Netflix has postponed the demand of South Korean internet service providers as SK Broadband Inc. is asking to pay for using its network. This issue was raised after the debut of Squid Game was affected due to a network traffic surge. According to them, it can be a tough decision for entertainment firms to get profit in their country without paying any charge. The streaming OTT giant has moved to South Korean court to appeal that Netflix is not responsible for making such payments. In an interview, Netflix’s Public Policy Vice President announced an unrecognized financial impact due to network usage fees. SK Broadband has asked Netflix to pay $23 million for utilizing its network. This fees estimation is only for the year 2020. Dollar 23 million contributed almost 6% of the total Netflix revenue earned in the country last year. Netflix’s legal fight in South Korea comprises 15% of its industrial customers in Asia and the same proportion of revenues in India, displaying its troubles in the most desirable market. Netflix has paid out more than $1 billion in playing shows from 2016 until South Korea. The high prices can damage its return on investment after the expansion and set up of Walt Disney Co. and Amazon.com investment in the nation.
Settlement of Dispute Between SK Broadband and Netflix
Network usage fees would create a discriminatory and anti-competitive environment where internet service providers claim unfair charges from companies. It could potentially limit the ability of Korean customers to find what they are willing to watch if internet costs are restricted because they can’t afford it. It’s a worrying situation because other internet providers can follow suit in different nations. It’s no doubt they follow the situation happening in South Korea because it meets their interest. Suppose Netflix is expecting the growth of network usage fees exponentially, it means the growth of traffic would rise in the same proportion paying additional prices and benefitting Netflix. This statement is given by SK Broadband against an appeal requested by Netflix in the South Korean court. They also said that it would be unprincipled if Korean content providers pay internet charges while Netflix avoids them as their traffic and profit are coming from the same nation. The SK Broadband spokesperson has advised Netflix that the internet is also chargeable to government organizations, public institutions, and national universities as they are paying per month.

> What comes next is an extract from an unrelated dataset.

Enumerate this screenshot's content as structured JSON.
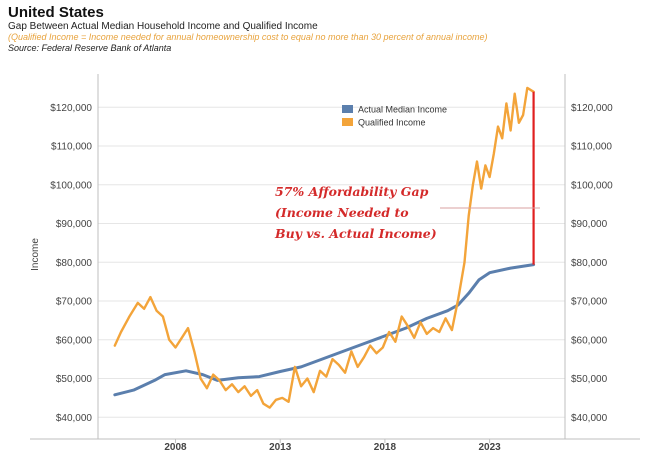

Finally, the Korean court has rejected the appeal of Netflix to confirm its responsibility to include such unwanted expenses. Netflix is looking to re-appeal it. SK broadband has counteracted in South Korean court asking for last three months bandwidth payment used by Netflix through which twenty-four times network traffic generated between May 2018 to September 2021. This change came after the release of Squid Game on Netflix and became an amazing international awareness. SK Broadband and some other local network operators have restricted the free internet usage by Netflix that can absorb 95% of data traffic. This system was recognized as Open Connect. Netflix saves prominent shows on its servers then shifts them to the local data network. These programs are passed to nearby customers sidestepping remote data transmission. Open Connect can’t ignore that Netflix utilizes internet providers’ services to approach users without paying traffic costs. At last, the Korean Court has announced its decision that Netflix and network providers must share some technology and marketing prices to run the system.